Destruir ou danificar instalações que o Irão utiliza para enriquecer urânio não anularia o conhecimento e a experiência que o Irão adquiriu, e alguns especialistas temem que isso possa levar o Irão a desenvolver armas nucleares ainda mais rapidamente.
“O Irã incorporou algumas contingências e instalou muito mais instalações subterrâneas”, disse Vakil, especialista da Chatham House em Londres.
“Os ganhos estão aí, o conhecimento está aí.”
Pesquisas sugerem que israelenses apoiam ações recentes no Líbano
Depois, há as motivações e os cálculos políticos do homem que tomará a decisão final sobre uma resposta: Netanyahu.
Culpado e difamado por grande parte do público israelense durante o ano passado, por primeiro não ter impedido os massacres de 7 de outubro perpetrados pelo Hamas, que mataram cerca de 1.200 pessoas, e por ter deixado muitos dos 250 reféns feitos naquele dia definharem em Gaza, em vez de concordar com um acordo que os traria de volta para casa, as pesquisas sugerem agora que a popularidade de Netanyahu aumentou.
A sociedade israelita parece totalmente unida por trás da campanha militar de assassinato de membros seniores do Hezbollah no Líbano, incluindo a eliminação do inimigo de longa data, Hassan Nasrallah, há cinco dias, num ataque ao seu quartel-general de comando em Beirute.

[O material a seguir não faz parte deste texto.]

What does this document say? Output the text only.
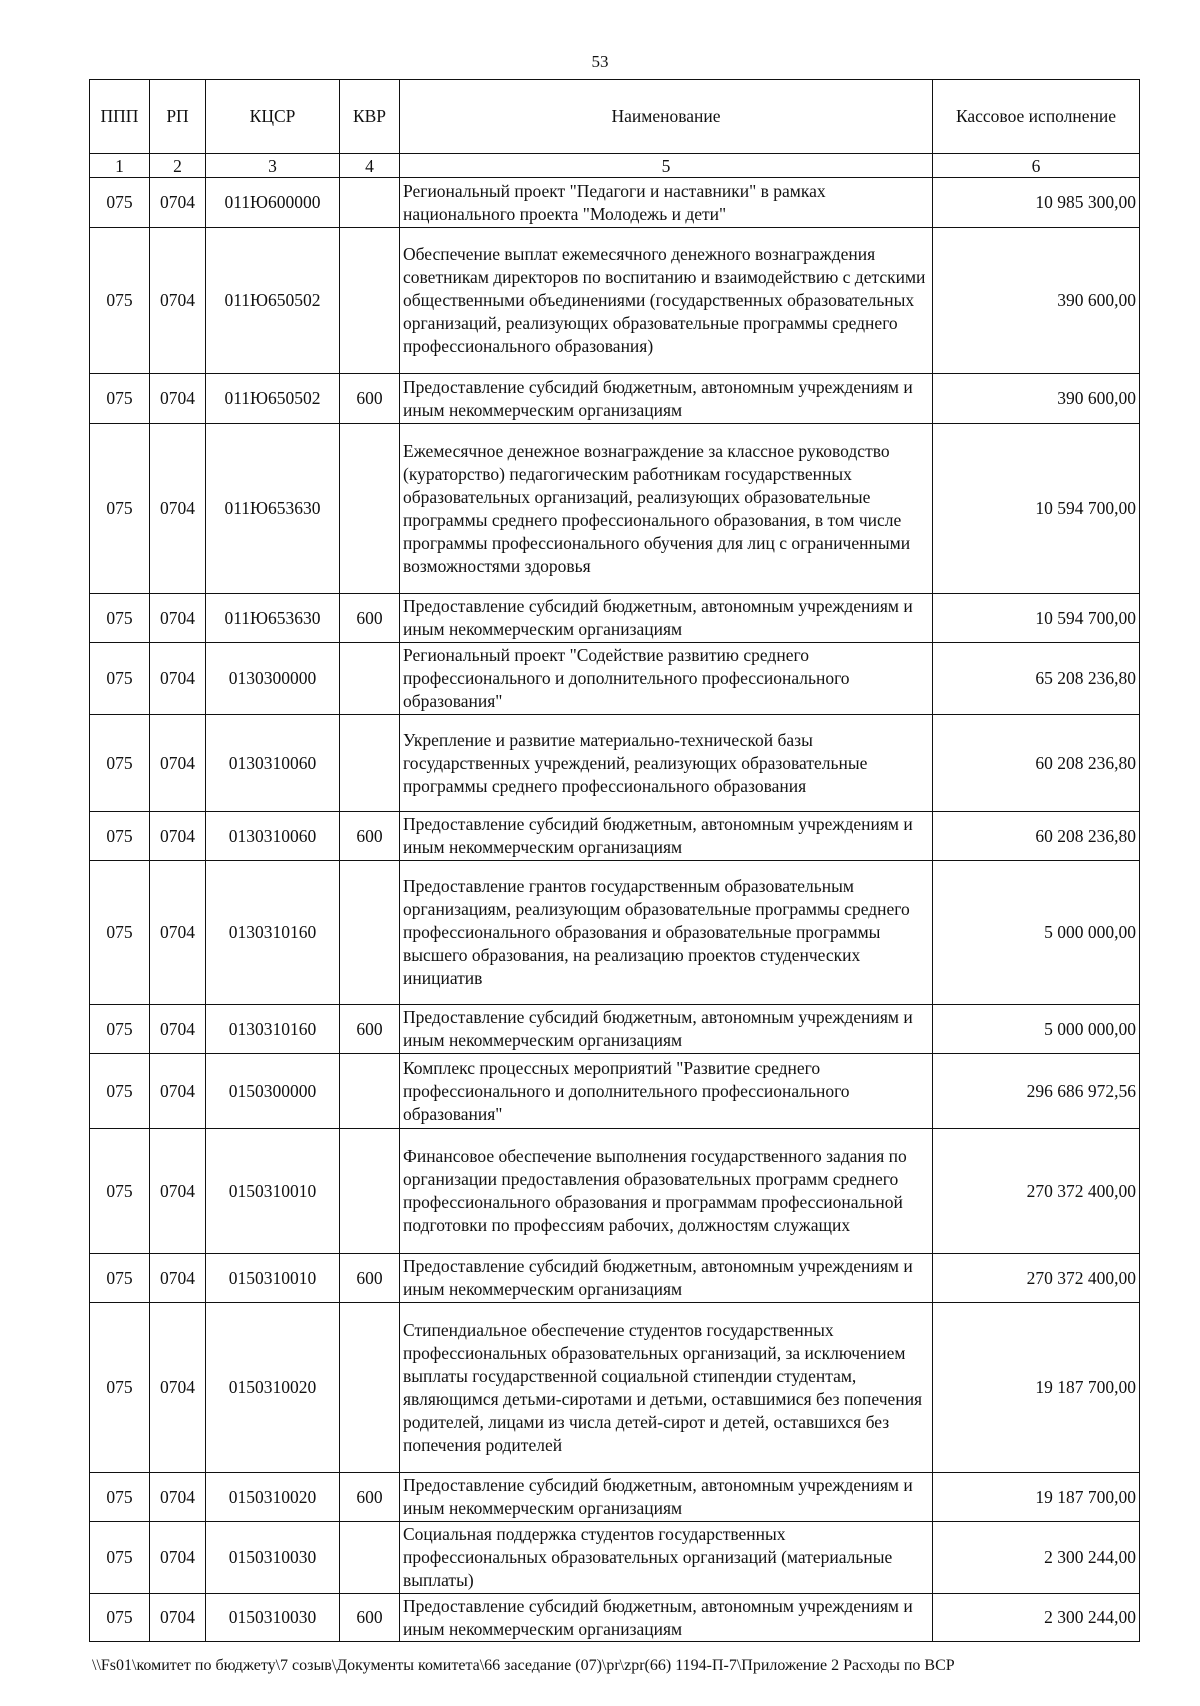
53
ППП	РП	КЦСР	КВР	Наименование	Кассовое исполнение
1	2	3	4	5	6
075	0704	011Ю600000		Региональный проект "Педагоги и наставники" в рамках национального проекта "Молодежь и дети"	10 985 300,00
075	0704	011Ю650502		Обеспечение выплат ежемесячного денежного вознаграждения советникам директоров по воспитанию и взаимодействию с детскими общественными объединениями (государственных образовательных организаций, реализующих образовательные программы среднего профессионального образования)	390 600,00
075	0704	011Ю650502	600	Предоставление субсидий бюджетным, автономным учреждениям и иным некоммерческим организациям	390 600,00
075	0704	011Ю653630		Ежемесячное денежное вознаграждение за классное руководство (кураторство) педагогическим работникам государственных образовательных организаций, реализующих образовательные программы среднего профессионального образования, в том числе программы профессионального обучения для лиц с ограниченными возможностями здоровья	10 594 700,00
075	0704	011Ю653630	600	Предоставление субсидий бюджетным, автономным учреждениям и иным некоммерческим организациям	10 594 700,00
075	0704	0130300000		Региональный проект "Содействие развитию среднего профессионального и дополнительного профессионального образования"	65 208 236,80
075	0704	0130310060		Укрепление и развитие материально-технической базы государственных учреждений, реализующих образовательные программы среднего профессионального образования	60 208 236,80
075	0704	0130310060	600	Предоставление субсидий бюджетным, автономным учреждениям и иным некоммерческим организациям	60 208 236,80
075	0704	0130310160		Предоставление грантов государственным образовательным организациям, реализующим образовательные программы среднего профессионального образования и образовательные программы высшего образования, на реализацию проектов студенческих инициатив	5 000 000,00
075	0704	0130310160	600	Предоставление субсидий бюджетным, автономным учреждениям и иным некоммерческим организациям	5 000 000,00
075	0704	0150300000		Комплекс процессных мероприятий "Развитие среднего профессионального и дополнительного профессионального образования"	296 686 972,56
075	0704	0150310010		Финансовое обеспечение выполнения государственного задания по организации предоставления образовательных программ среднего профессионального образования и программам профессиональной подготовки по профессиям рабочих, должностям служащих	270 372 400,00
075	0704	0150310010	600	Предоставление субсидий бюджетным, автономным учреждениям и иным некоммерческим организациям	270 372 400,00
075	0704	0150310020		Стипендиальное обеспечение студентов государственных профессиональных образовательных организаций, за исключением выплаты государственной социальной стипендии студентам, являющимся детьми-сиротами и детьми, оставшимися без попечения родителей, лицами из числа детей-сирот и детей, оставшихся без попечения родителей	19 187 700,00
075	0704	0150310020	600	Предоставление субсидий бюджетным, автономным учреждениям и иным некоммерческим организациям	19 187 700,00
075	0704	0150310030		Социальная поддержка студентов государственных профессиональных образовательных организаций (материальные выплаты)	2 300 244,00
075	0704	0150310030	600	Предоставление субсидий бюджетным, автономным учреждениям и иным некоммерческим организациям	2 300 244,00
\\Fs01\комитет по бюджету\7 созыв\Документы комитета\66 заседание (07)\pr\zpr(66) 1194-П-7\Приложение 2 Расходы по ВСР
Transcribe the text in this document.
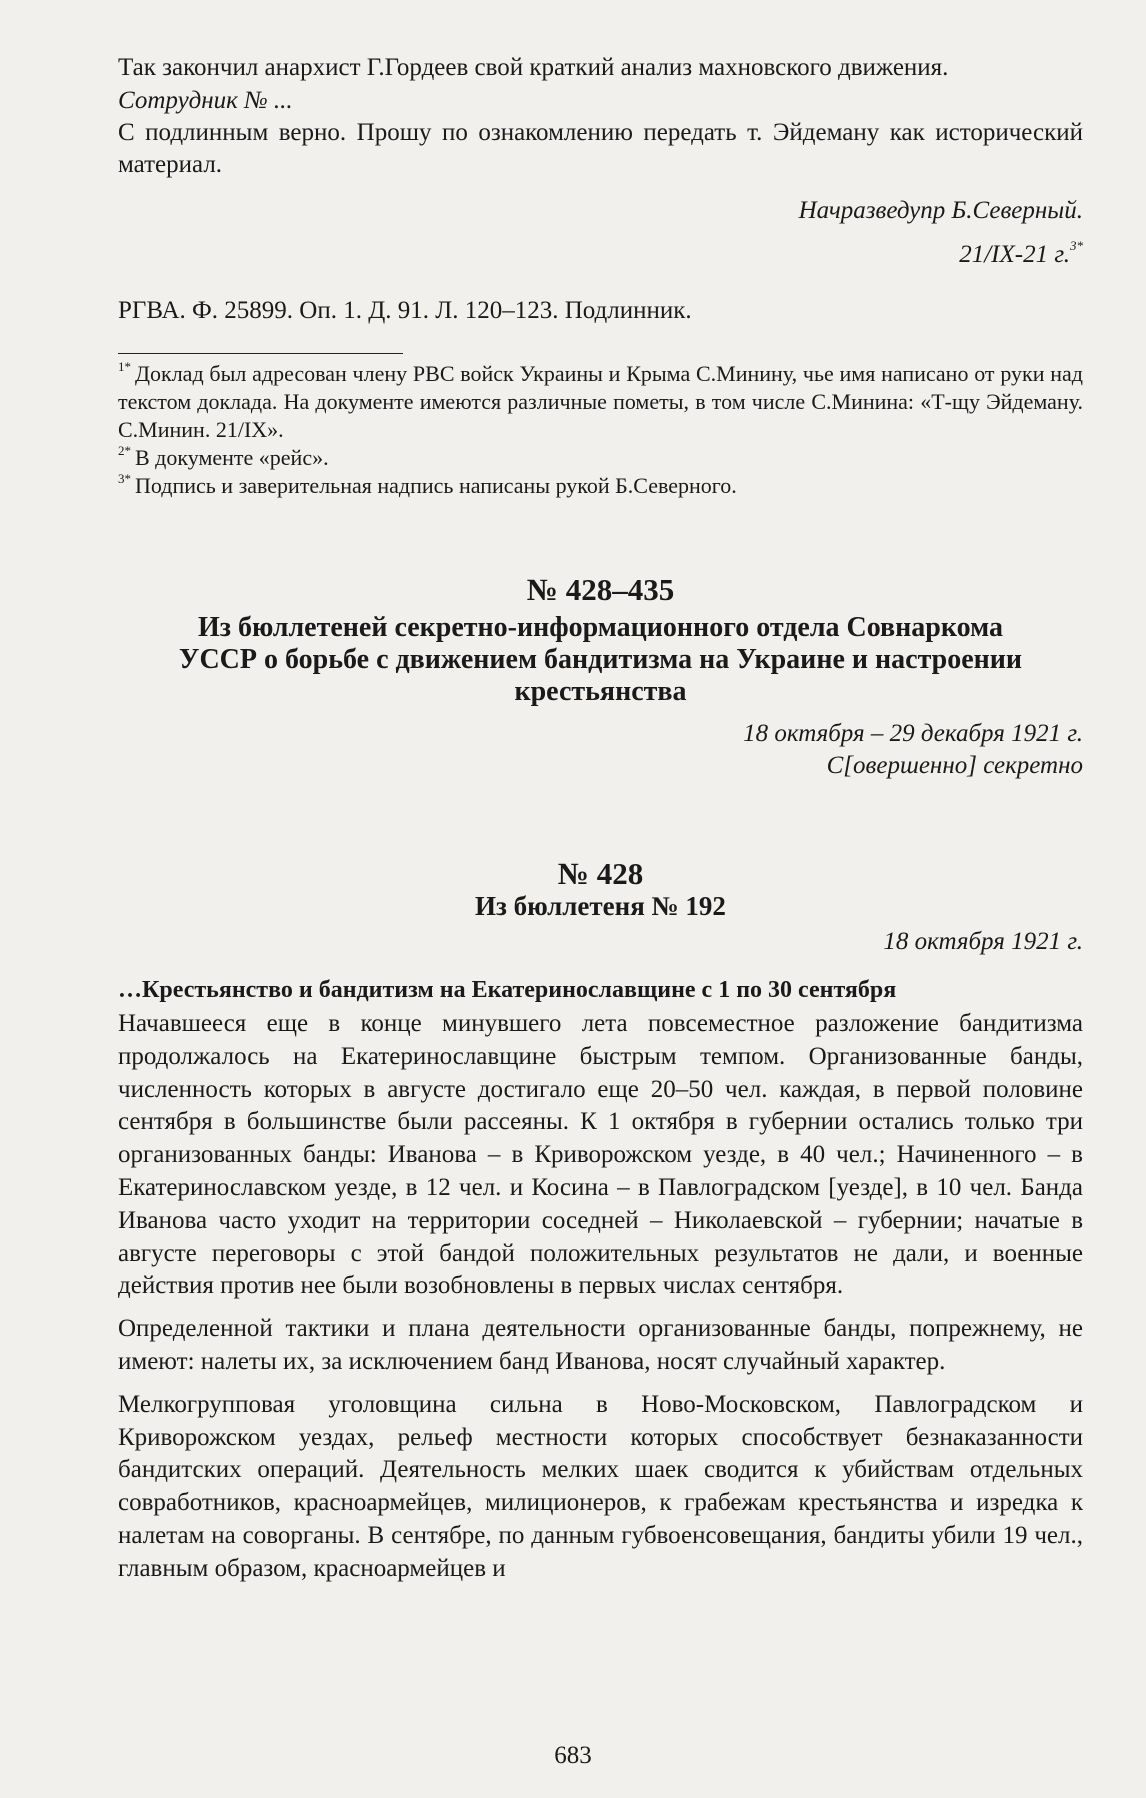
Так закончил анархист Г.Гордеев свой краткий анализ махновского движения.

Сотрудник № ...

С подлинным верно. Прошу по ознакомлению передать т. Эйдеману как исторический материал.

Начразведупр Б.Северный.

21/IX-21 г.$^{3*}$

РГВА. Ф. 25899. Оп. 1. Д. 91. Л. 120–123. Подлинник.

$^{1*}$ Доклад был адресован члену РВС войск Украины и Крыма С.Минину, чье имя написано от руки над текстом доклада. На документе имеются различные пометы, в том числе С.Минина: «Т-щу Эйдеману. С.Минин. 21/IX».

$^{2*}$ В документе «рейс».

$^{3*}$ Подпись и заверительная надпись написаны рукой Б.Северного.

№ 428–435

Из бюллетеней секретно-информационного отдела Совнаркома УССР о борьбе с движением бандитизма на Украине и настроении крестьянства

18 октября – 29 декабря 1921 г.

С[овершенно] секретно

№ 428

Из бюллетеня № 192

18 октября 1921 г.

…Крестьянство и бандитизм на Екатеринославщине с 1 по 30 сентября

Начавшееся еще в конце минувшего лета повсеместное разложение бандитизма продолжалось на Екатеринославщине быстрым темпом. Организованные банды, численность которых в августе достигало еще 20–50 чел. каждая, в первой половине сентября в большинстве были рассеяны. К 1 октября в губернии остались только три организованных банды: Иванова – в Криворожском уезде, в 40 чел.; Начиненного – в Екатеринославском уезде, в 12 чел. и Косина – в Павлоградском [уезде], в 10 чел. Банда Иванова часто уходит на территории соседней – Николаевской – губернии; начатые в августе переговоры с этой бандой положительных результатов не дали, и военные действия против нее были возобновлены в первых числах сентября.

Определенной тактики и плана деятельности организованные банды, попрежнему, не имеют: налеты их, за исключением банд Иванова, носят случайный характер.

Мелкогрупповая уголовщина сильна в Ново-Московском, Павлоградском и Криворожском уездах, рельеф местности которых способствует безнаказанности бандитских операций. Деятельность мелких шаек сводится к убийствам отдельных совработников, красноармейцев, милиционеров, к грабежам крестьянства и изредка к налетам на соворганы. В сентябре, по данным губвоенсовещания, бандиты убили 19 чел., главным образом, красноармейцев и

683
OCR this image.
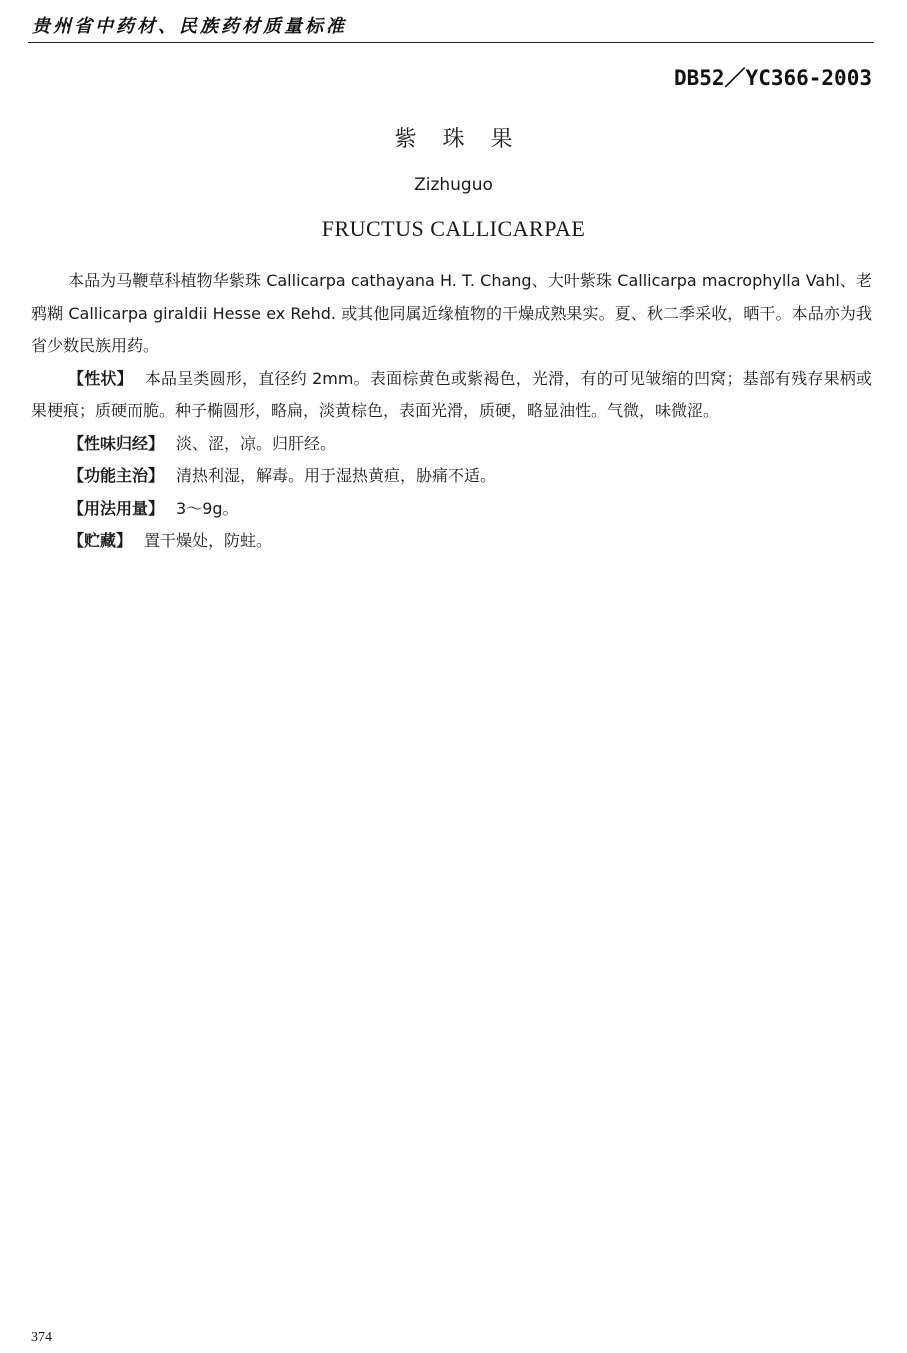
贵州省中药材、民族药材质量标准
DB52／YC366-2003
紫珠果
Zizhuguo
FRUCTUS CALLICARPAE

本品为马鞭草科植物华紫珠 Callicarpa cathayana H. T. Chang、大叶紫珠 Callicarpa macrophylla Vahl、老鸦糊 Callicarpa giraldii Hesse ex Rehd. 或其他同属近缘植物的干燥成熟果实。夏、秋二季采收，晒干。本品亦为我省少数民族用药。

【性状】 本品呈类圆形，直径约 2mm。表面棕黄色或紫褐色，光滑，有的可见皱缩的凹窝；基部有残存果柄或果梗痕；质硬而脆。种子椭圆形，略扁，淡黄棕色，表面光滑，质硬，略显油性。气微，味微涩。

【性味归经】 淡、涩，凉。归肝经。

【功能主治】 清热利湿，解毒。用于湿热黄疸，胁痛不适。

【用法用量】 3～9g。

【贮藏】 置干燥处，防蛀。

374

Os ataques cumulativos destruíram a milícia apoiada pelo Irão, que foi financiada e equipada pelo Irão ao longo de décadas para ser a sua primeira linha de defesa contra Israel.
Ao longo do ano passado, os críticos de Netanyahu acusaram-no de prolongar a guerra contra o Hamas em Gaza para apaziguar os seus parceiros de coligação de extrema-direita que o mantêm no poder.
Observadores israelitas dizem que o primeiro-ministro tem agora a oportunidade de redefinir o seu legado e desviar a atenção dos seus fracassos de 7 de Outubro – fazendo algo até dramático envolvendo o Irão.
“É evidente que o primeiro-ministro quer sobreviver politicamente”, disse Eyal Zisser, especialista em Médio Oriente da Universidade de Tel Aviv, à CBC News numa entrevista.
“Sua popularidade claramente aumentou dramaticamente após o duro golpe contra o Hezbollah. Então, ele diz a si mesmo: ‘Talvez este seja o caminho certo.'”
Outros analistas alertam que a arrogância pessoal e política de Netanyahu poderá acabar por desfazer alguns dos ganhos tácticos de Israel no Líbano e noutros locais nas últimas semanas.
“Em última análise, Israel, se ainda não o fez, irá exagerar”, disse Daniel Sobelman, professor assistente de relações internacionais na Universidade Hebraica de Jerusalém.
“Israel não pode reestruturar sozinho o Médio Oriente.”